Now it looks as though such restrictions could be inevitable, and that's got Walters worried. "I can't speculate," she said grimly as she marched through the sand. But her best guess is that federal administrators are on the verge of closing down large, as-yet-undetermined sections of the park to off-leash dogs. "If you close down more areas here in the GGNRA, there will be a lot more pressure on city parks," Walters said.
It wouldn't be the first time federal dog-control efforts on the San Francisco peninsula had set the political cauldron to boil. Dogs' access to the GGNRA has persisted through a series of historical quirks. For decades, Park Service officials didn't properly enforce the federal rules, taking their cue instead from a 1979 policy produced by a Citizens Advisory Committee that permitted off-leash dogs.
In the 1990s, National Park Service officials first proposed banning off-leash dogs in some parts of the federal recreation area, a move that would have brought it in line with counterparts across the country. The resulting outcry surprised and puzzled those who didn't have a metaphorical dog in the fight. At a January 2001 meeting of a GGNRA advisory panel, thousands turned out — some stood outside in the rain — joining in a civil-rights-era–style chant of "No leashes!" Gavin Newsom, then a supervisor, played demagogue to this unruly crowd, threatening the federal government with expulsion from the peninsula if it did not relent on leash laws. Federal officials' efforts to ban off-leash dogs from some areas were eventually torpedoed in 2005 by a federal circuit court judge, who ruled that the Park Service had sought to change the law without following an appropriate process for collecting public input.
Now the agency's duly followed public process is at last coming to a close. GGNRA spokeswoman Chris Powell said that park officials hope to introduce a draft version of a new dog policy this summer. While declining to discuss details of the plan — which will be subject to public comment for 90 days once released — Powell hinted in an interview that the new regulations will likely take the park in a direction more nearly aligned with its national counterparts. That means less space for off-leash dogs.
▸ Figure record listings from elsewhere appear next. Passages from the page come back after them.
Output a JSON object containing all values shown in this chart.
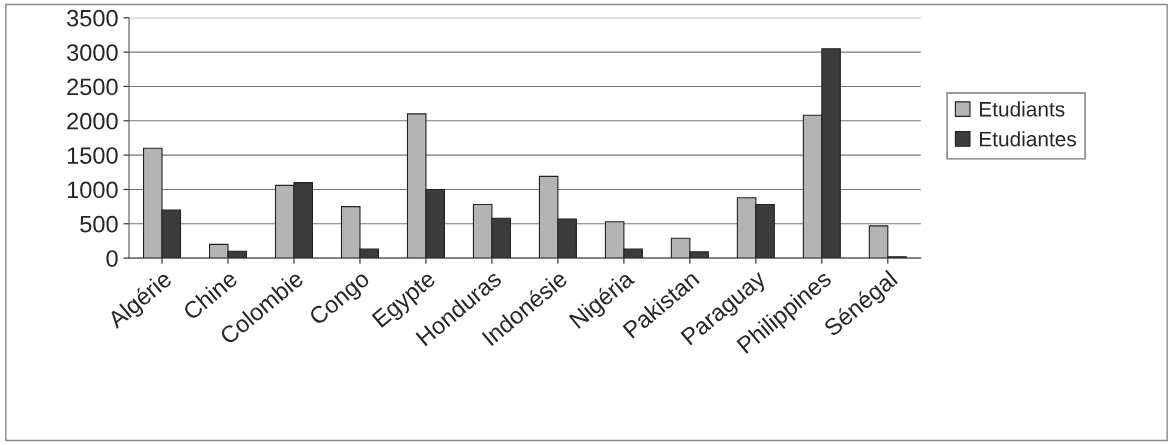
{
  "chart_data": {
    "type": "bar",
    "categories": [
      "Algérie",
      "Chine",
      "Colombie",
      "Congo",
      "Egypte",
      "Honduras",
      "Indonésie",
      "Nigéria",
      "Pakistan",
      "Paraguay",
      "Philippines",
      "Sénégal"
    ],
    "series": [
      {
        "name": "Etudiants",
        "color": "#b4b4b4",
        "values": [
          1600,
          200,
          1060,
          750,
          2100,
          780,
          1190,
          530,
          290,
          880,
          2080,
          470
        ]
      },
      {
        "name": "Etudiantes",
        "color": "#3c3c3c",
        "values": [
          700,
          100,
          1100,
          130,
          1000,
          580,
          570,
          130,
          90,
          780,
          3050,
          20
        ]
      }
    ],
    "ylim": [
      0,
      3500
    ],
    "yticks": [
      0,
      500,
      1000,
      1500,
      2000,
      2500,
      3000,
      3500
    ],
    "grid": "y",
    "legend": "right"
  }
}
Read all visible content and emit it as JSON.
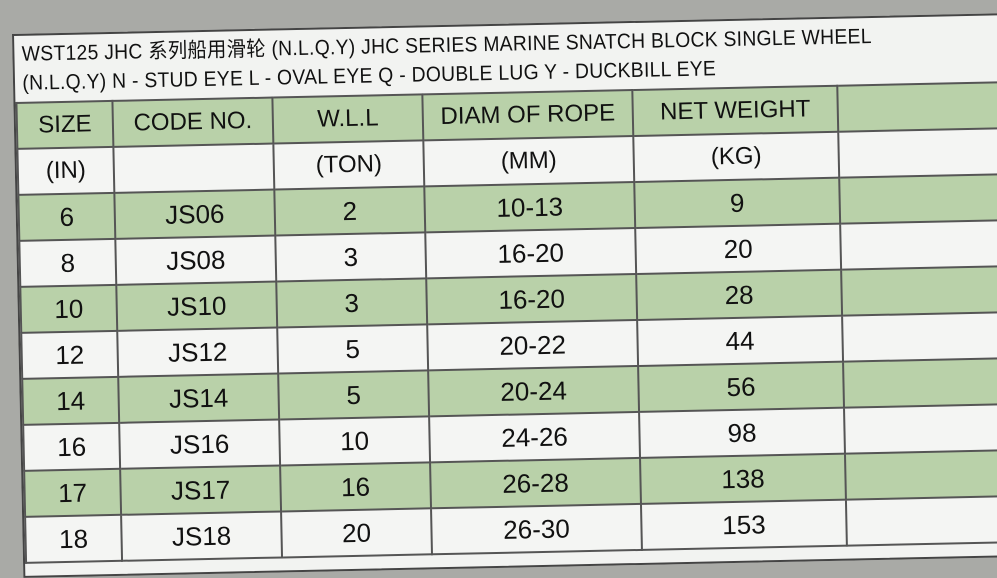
{
  "title_line1": "WST125 JHC 系列船用滑轮 (N.L.Q.Y) JHC SERIES MARINE SNATCH BLOCK SINGLE WHEEL",
  "title_line2": "(N.L.Q.Y)   N - STUD EYE  L - OVAL EYE  Q - DOUBLE LUG  Y - DUCKBILL EYE",
  "colors": {
    "green": "#b9d1a9",
    "white": "#f4f5f3"
  },
  "headers": [
    "SIZE",
    "CODE NO.",
    "W.L.L",
    "DIAM OF ROPE",
    "NET WEIGHT",
    ""
  ],
  "units": [
    "(IN)",
    "",
    "(TON)",
    "(MM)",
    "(KG)",
    ""
  ],
  "rows": [
    [
      "6",
      "JS06",
      "2",
      "10-13",
      "9",
      ""
    ],
    [
      "8",
      "JS08",
      "3",
      "16-20",
      "20",
      ""
    ],
    [
      "10",
      "JS10",
      "3",
      "16-20",
      "28",
      ""
    ],
    [
      "12",
      "JS12",
      "5",
      "20-22",
      "44",
      ""
    ],
    [
      "14",
      "JS14",
      "5",
      "20-24",
      "56",
      ""
    ],
    [
      "16",
      "JS16",
      "10",
      "24-26",
      "98",
      ""
    ],
    [
      "17",
      "JS17",
      "16",
      "26-28",
      "138",
      ""
    ],
    [
      "18",
      "JS18",
      "20",
      "26-30",
      "153",
      ""
    ]
  ]
}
Maybe a lot less.
"There is a federal regulation in the National Park Service requiring dogs to be on leash," she said, with a note of weariness. "Many, many years ago Golden Gate erred by allowing dogs off-leash in the park, which caused quite a bit of confusion in the minds of dog walkers. It also caused, increasingly, complaints from other visitors in the parks. ... We did and do continue to still have bites in the park. We have reports of people being knocked down, dogs going down the cliffs at Fort Funston. Our staff put themselves in danger rescuing them." She added, "Those are all things we're going to address in the plan."
Many activists, particularly in the environmental community, have been pushing for such restrictions for years, arguing that uncontrolled dogs have harmed the park's remaining sectors of wild habitat. While no Yosemite, the GGNRA is more pristine than, say, Huntington Park, and portions of Crissy Field and Ocean Beach are already off-limits to leashless dogs out of respect for the snowy plover, a federally threatened species. Brent Plater, executive director of the Wild Equity Institute and owner of a Chihuahua-terrier mix, asserts that his fellow dog lovers have wrongly resisted the level of sensible regulation that applies to most other aspects of urban life.